Quebec rail tragedy: a time to honor the victims and reflect on our energy future

In a tragic weekend rail accident, tanker cars carrying crude oil broke loose and raced into the small town of Lac-Mégantic, near the border Quebec shares with Maine, where they derailed and several exploded, killing 50 people at an updated count from after this blog was first posted.

Our hearts go out to the victims of this disaster and their families. This is a time for grieving – for the people of Lac-Mégantic, for all Canadians, and for all Americans.

Americans and Canadians are neighbors. We are allies. We are friends. And when tragedy visits Canada, it touches our country as well.

Unfortunately, even as investigators work to learn what caused this terrible accident, proponents of the proposed Keystone XL tar sands pipeline are using this tragedy to press for their project. That is regrettable.

If anything, this accident signals the need for a strategy to reduce the risks and hazards of transporting fossil fuels, and an honest debate about a future that doesn’t expand our use of oil.

If allowed by the Obama administration, the proposed Keystone XL pipeline would bring tar sands crude from Canada to refineries along the U.S. Gulf Coast and, from there, to overseas markets.

It would drive expansion of tar sands production and use.

It would increase the North American carbon footprint, worsening climate chaos, while transporting huge volumes of tar sands crude through our communities, across our waterways and over our heartland ranches and farms.

There is a better way to secure our energy future.
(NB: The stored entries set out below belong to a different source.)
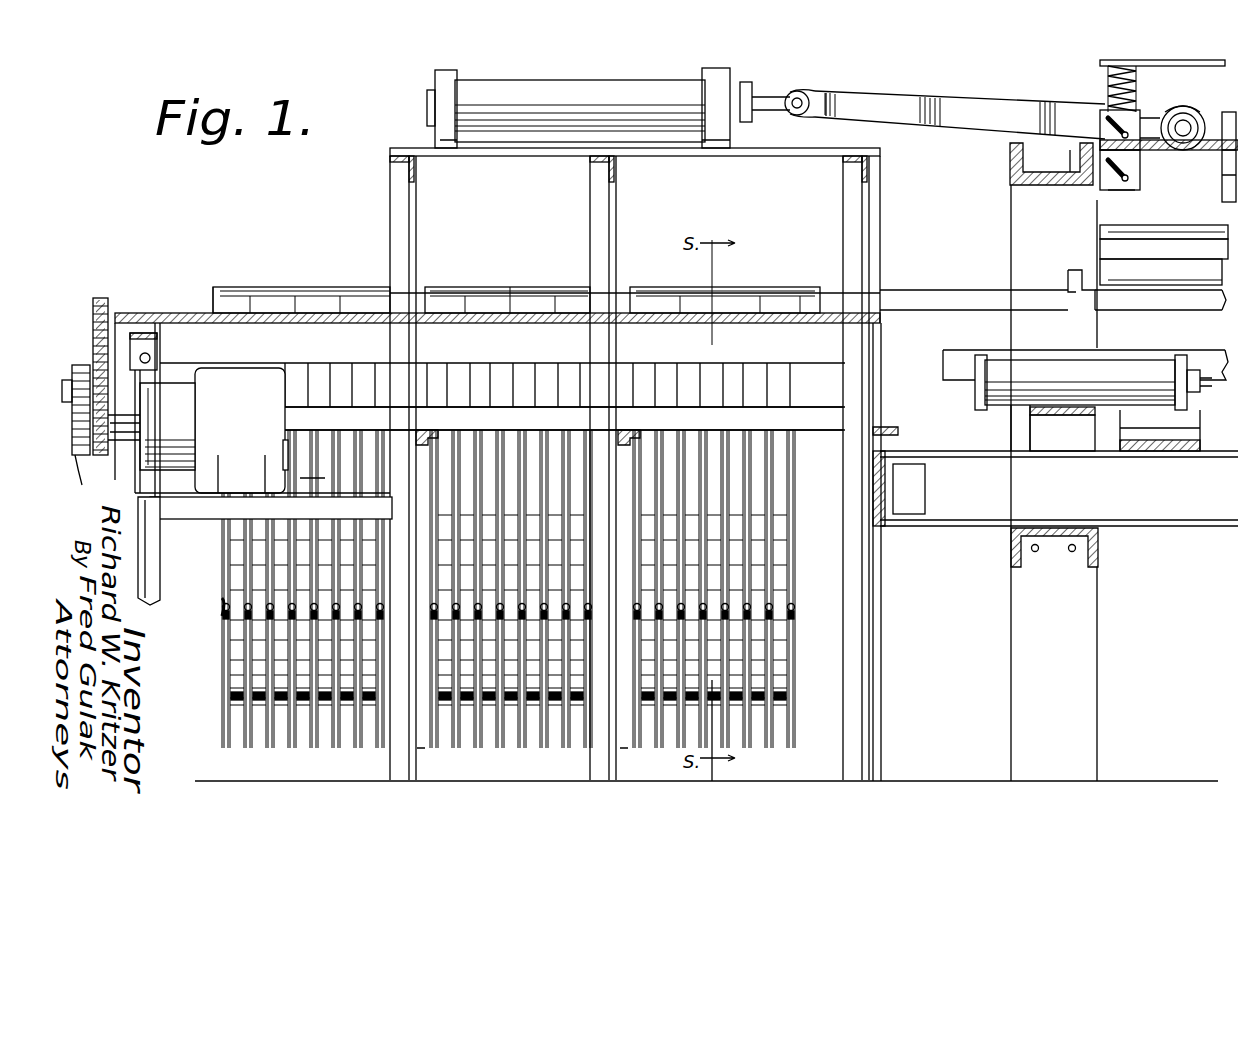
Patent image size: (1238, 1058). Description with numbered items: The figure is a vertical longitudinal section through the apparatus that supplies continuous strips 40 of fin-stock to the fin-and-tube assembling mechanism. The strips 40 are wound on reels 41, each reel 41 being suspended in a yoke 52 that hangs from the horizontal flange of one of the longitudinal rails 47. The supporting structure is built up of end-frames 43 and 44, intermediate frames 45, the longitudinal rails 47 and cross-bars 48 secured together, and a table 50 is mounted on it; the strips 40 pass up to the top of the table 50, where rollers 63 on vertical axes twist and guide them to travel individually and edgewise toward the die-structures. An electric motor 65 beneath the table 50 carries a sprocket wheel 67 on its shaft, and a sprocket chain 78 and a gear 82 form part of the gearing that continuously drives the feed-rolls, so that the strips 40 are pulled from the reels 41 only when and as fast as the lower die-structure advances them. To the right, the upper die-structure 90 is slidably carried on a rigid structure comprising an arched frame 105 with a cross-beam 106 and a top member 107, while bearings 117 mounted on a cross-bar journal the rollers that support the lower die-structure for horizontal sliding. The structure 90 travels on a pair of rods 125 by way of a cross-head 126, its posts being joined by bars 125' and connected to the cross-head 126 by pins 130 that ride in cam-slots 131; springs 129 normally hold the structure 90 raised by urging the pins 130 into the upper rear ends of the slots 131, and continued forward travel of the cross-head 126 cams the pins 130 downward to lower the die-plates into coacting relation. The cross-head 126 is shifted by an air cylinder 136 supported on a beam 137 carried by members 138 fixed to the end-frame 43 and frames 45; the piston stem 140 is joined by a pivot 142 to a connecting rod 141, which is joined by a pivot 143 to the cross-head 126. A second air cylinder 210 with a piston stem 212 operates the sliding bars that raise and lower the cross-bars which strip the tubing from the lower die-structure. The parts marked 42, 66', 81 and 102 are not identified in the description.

The strips of fin-stock 40 is at (290, 297).
The reels 41 is at (268, 662).
The support bracket 42 is at (1072, 416).
The end-frame 43 is at (875, 630).
The end-frame 44 is at (160, 560).
The intermediate frames 45 is at (425, 775).
The longitudinal rails 47 is at (822, 437).
The cross-bars 48 is at (432, 432).
The table 50 is at (505, 297).
The yoke 52 is at (220, 586).
The rollers 63 is at (745, 287).
The electric motor 65 is at (255, 424).
The shaft 66' is at (210, 470).
The sprocket wheel 67 is at (71, 479).
The sprocket chain 78 is at (80, 365).
The bearing bracket 81 is at (140, 330).
The gear 82 is at (106, 298).
The die-structure 90 is at (1098, 252).
The bracket 102 is at (1066, 272).
The arched frame 105 is at (1098, 695).
The cross-beam 106 is at (1055, 542).
The top member 107 is at (1045, 186).
The bearings 117 is at (1186, 500).
The rods 125 is at (1149, 169).
The bars 125' is at (1142, 48).
The cross-head 126 is at (1192, 116).
The springs 129 is at (1106, 82).
The pins 130 is at (1128, 182).
The cam-slots 131 is at (1152, 168).
The air cylinder 136 is at (605, 92).
The beam 137 is at (735, 158).
The members 138 is at (418, 232).
The stem 140 is at (792, 90).
The connecting rod 141 is at (960, 108).
The pivot 142 is at (838, 95).
The pivot 143 is at (1187, 108).
The air cylinder 210 is at (1055, 368).
The stem 212 is at (1210, 392).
A better way for Canadians, a better way for Americans, a better way for both of us to work together.

The question before the administration is not whether tar sands crude should be shipped by pipeline or by rail.
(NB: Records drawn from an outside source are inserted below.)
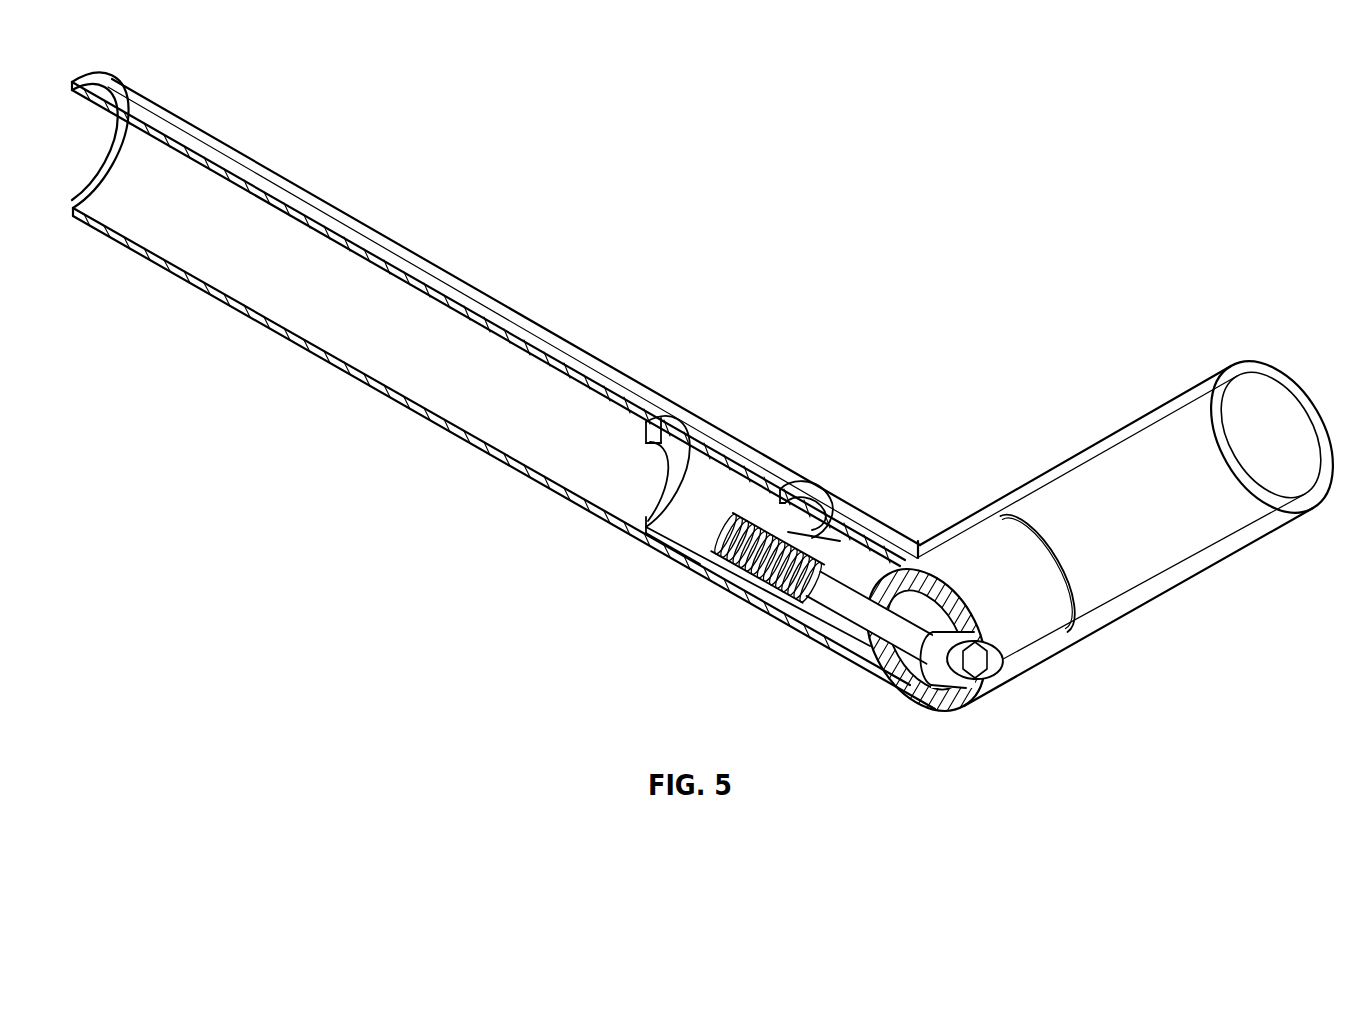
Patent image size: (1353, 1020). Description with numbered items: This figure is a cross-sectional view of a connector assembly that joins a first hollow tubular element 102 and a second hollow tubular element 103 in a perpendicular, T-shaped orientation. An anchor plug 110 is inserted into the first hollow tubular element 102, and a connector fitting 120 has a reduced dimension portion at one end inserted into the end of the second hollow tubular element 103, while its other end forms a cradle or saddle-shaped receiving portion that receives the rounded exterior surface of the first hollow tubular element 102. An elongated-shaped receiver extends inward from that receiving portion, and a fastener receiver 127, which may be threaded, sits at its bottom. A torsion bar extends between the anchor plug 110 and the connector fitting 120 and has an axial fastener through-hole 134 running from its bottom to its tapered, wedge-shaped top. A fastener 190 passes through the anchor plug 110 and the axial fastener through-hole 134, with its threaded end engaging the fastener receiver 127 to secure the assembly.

The first hollow tubular element 102 is at (1198, 530).
The second hollow tubular element 103 is at (313, 222).
The anchor plug 110 is at (1030, 632).
The connector fitting 120 is at (711, 418).
The fastener receiver 127 is at (705, 543).
The axial fastener through-hole 134 is at (845, 540).
The fastener 190 is at (862, 620).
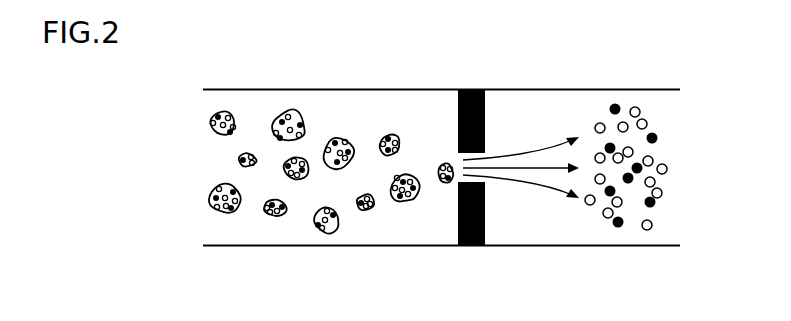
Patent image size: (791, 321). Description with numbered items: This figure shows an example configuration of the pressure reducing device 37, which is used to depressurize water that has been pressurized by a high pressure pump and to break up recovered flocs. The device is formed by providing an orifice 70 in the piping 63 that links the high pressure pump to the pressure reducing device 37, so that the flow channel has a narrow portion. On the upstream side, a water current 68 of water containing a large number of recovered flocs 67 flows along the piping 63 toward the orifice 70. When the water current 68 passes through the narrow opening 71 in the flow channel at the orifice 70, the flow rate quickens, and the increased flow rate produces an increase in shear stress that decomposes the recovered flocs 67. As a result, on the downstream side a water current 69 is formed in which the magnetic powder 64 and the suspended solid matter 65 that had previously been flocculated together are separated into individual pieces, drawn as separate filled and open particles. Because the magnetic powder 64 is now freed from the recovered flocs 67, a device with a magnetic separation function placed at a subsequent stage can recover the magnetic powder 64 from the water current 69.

The piping 63 is at (283, 88).
The water current 69 is at (535, 246).
The pressure reducing device 37 is at (453, 169).
The orifice 70 is at (470, 246).
The narrow opening 71 is at (478, 163).
The water current 68 is at (278, 233).
The recovered flocs 67 is at (342, 222).
The suspended solid matter 65 is at (604, 217).
The magnetic powder 64 is at (618, 228).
The question is whether we will deepen our reliance on the dirty fuels of the past, those that contribute to climate change and put our people and property at risk, or whether we will invest in the clean energy solutions of the future.

There is no risk-free way to transport hazardous crude.
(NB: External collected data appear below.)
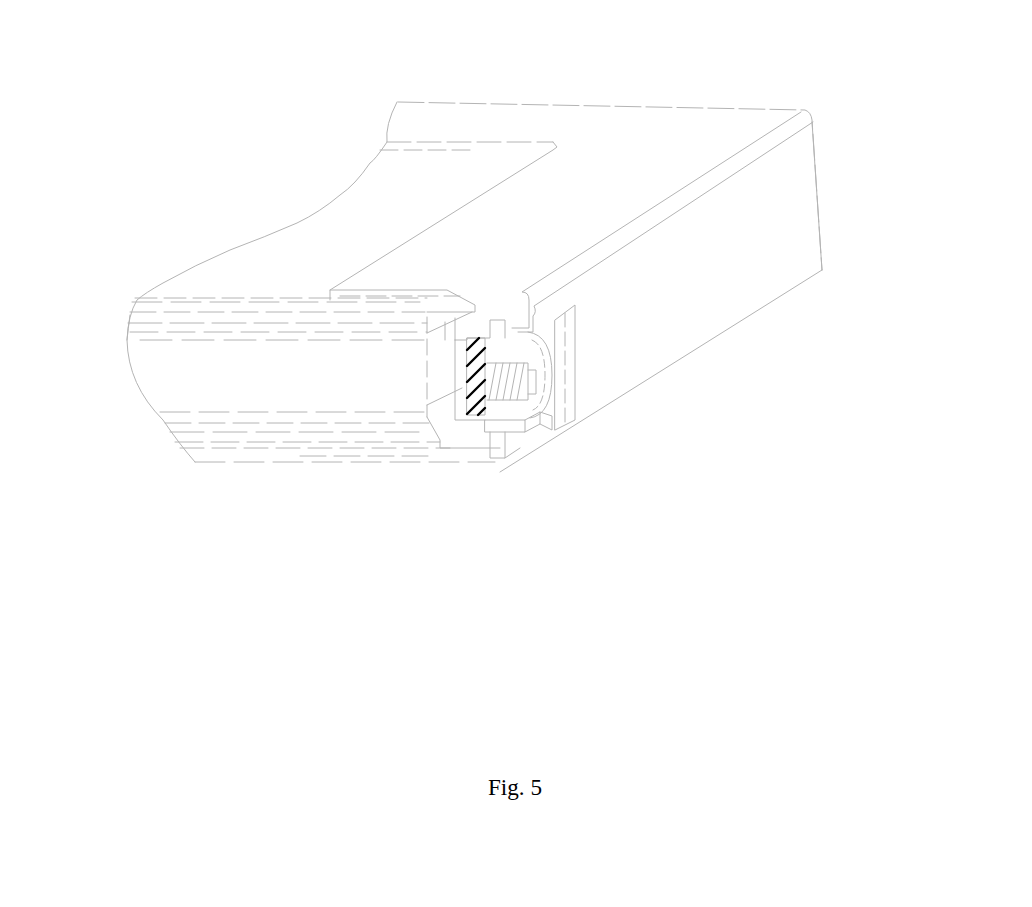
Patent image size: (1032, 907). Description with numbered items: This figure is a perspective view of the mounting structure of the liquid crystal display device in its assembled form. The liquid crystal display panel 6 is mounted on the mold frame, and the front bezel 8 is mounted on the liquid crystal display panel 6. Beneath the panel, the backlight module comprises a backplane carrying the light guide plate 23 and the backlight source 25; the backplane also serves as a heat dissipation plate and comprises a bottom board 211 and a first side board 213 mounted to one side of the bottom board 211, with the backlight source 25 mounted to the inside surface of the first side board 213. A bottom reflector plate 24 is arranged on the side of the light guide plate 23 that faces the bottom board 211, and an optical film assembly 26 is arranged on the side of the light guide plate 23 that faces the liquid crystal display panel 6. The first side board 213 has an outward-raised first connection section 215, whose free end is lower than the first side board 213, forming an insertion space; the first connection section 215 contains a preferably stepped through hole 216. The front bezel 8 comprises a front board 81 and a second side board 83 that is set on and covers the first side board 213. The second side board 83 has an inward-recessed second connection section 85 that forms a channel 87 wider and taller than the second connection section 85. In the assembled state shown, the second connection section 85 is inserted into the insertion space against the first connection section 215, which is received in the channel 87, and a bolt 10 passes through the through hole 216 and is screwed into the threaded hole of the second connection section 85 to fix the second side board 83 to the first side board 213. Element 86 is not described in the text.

The front bezel 8 is at (690, 137).
The front board 81 is at (458, 245).
The second side board 83 is at (770, 248).
The second connection section 85 is at (495, 345).
The channel 87 is at (565, 340).
The liquid crystal display panel 6 is at (255, 285).
The optical film assembly 26 is at (165, 319).
The light guide plate 23 is at (198, 387).
The bottom reflector plate 24 is at (215, 433).
The bottom board 211 is at (295, 455).
The backlight source 25 is at (460, 395).
The bracket 86 is at (500, 400).
The first side board 213 is at (498, 443).
The first connection section 215 is at (520, 430).
The through hole 216 is at (535, 425).
The bolt 10 is at (525, 383).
Every means of transport – rail, pipeline, tanker or truck – puts us at risk, as the horrible accident at Lac-Mégantic and the heartbreaking loss it has left in its wake so tragically underscores. 

As we struggle, on both sides of the border, to comprehend this disaster, perhaps we can honor the memory of those we have lost by working together to find a way to reduce the risk, hazard and damage that comes from our reliance on fossil fuels, and create a cleaner, safer more sustainable future for our children.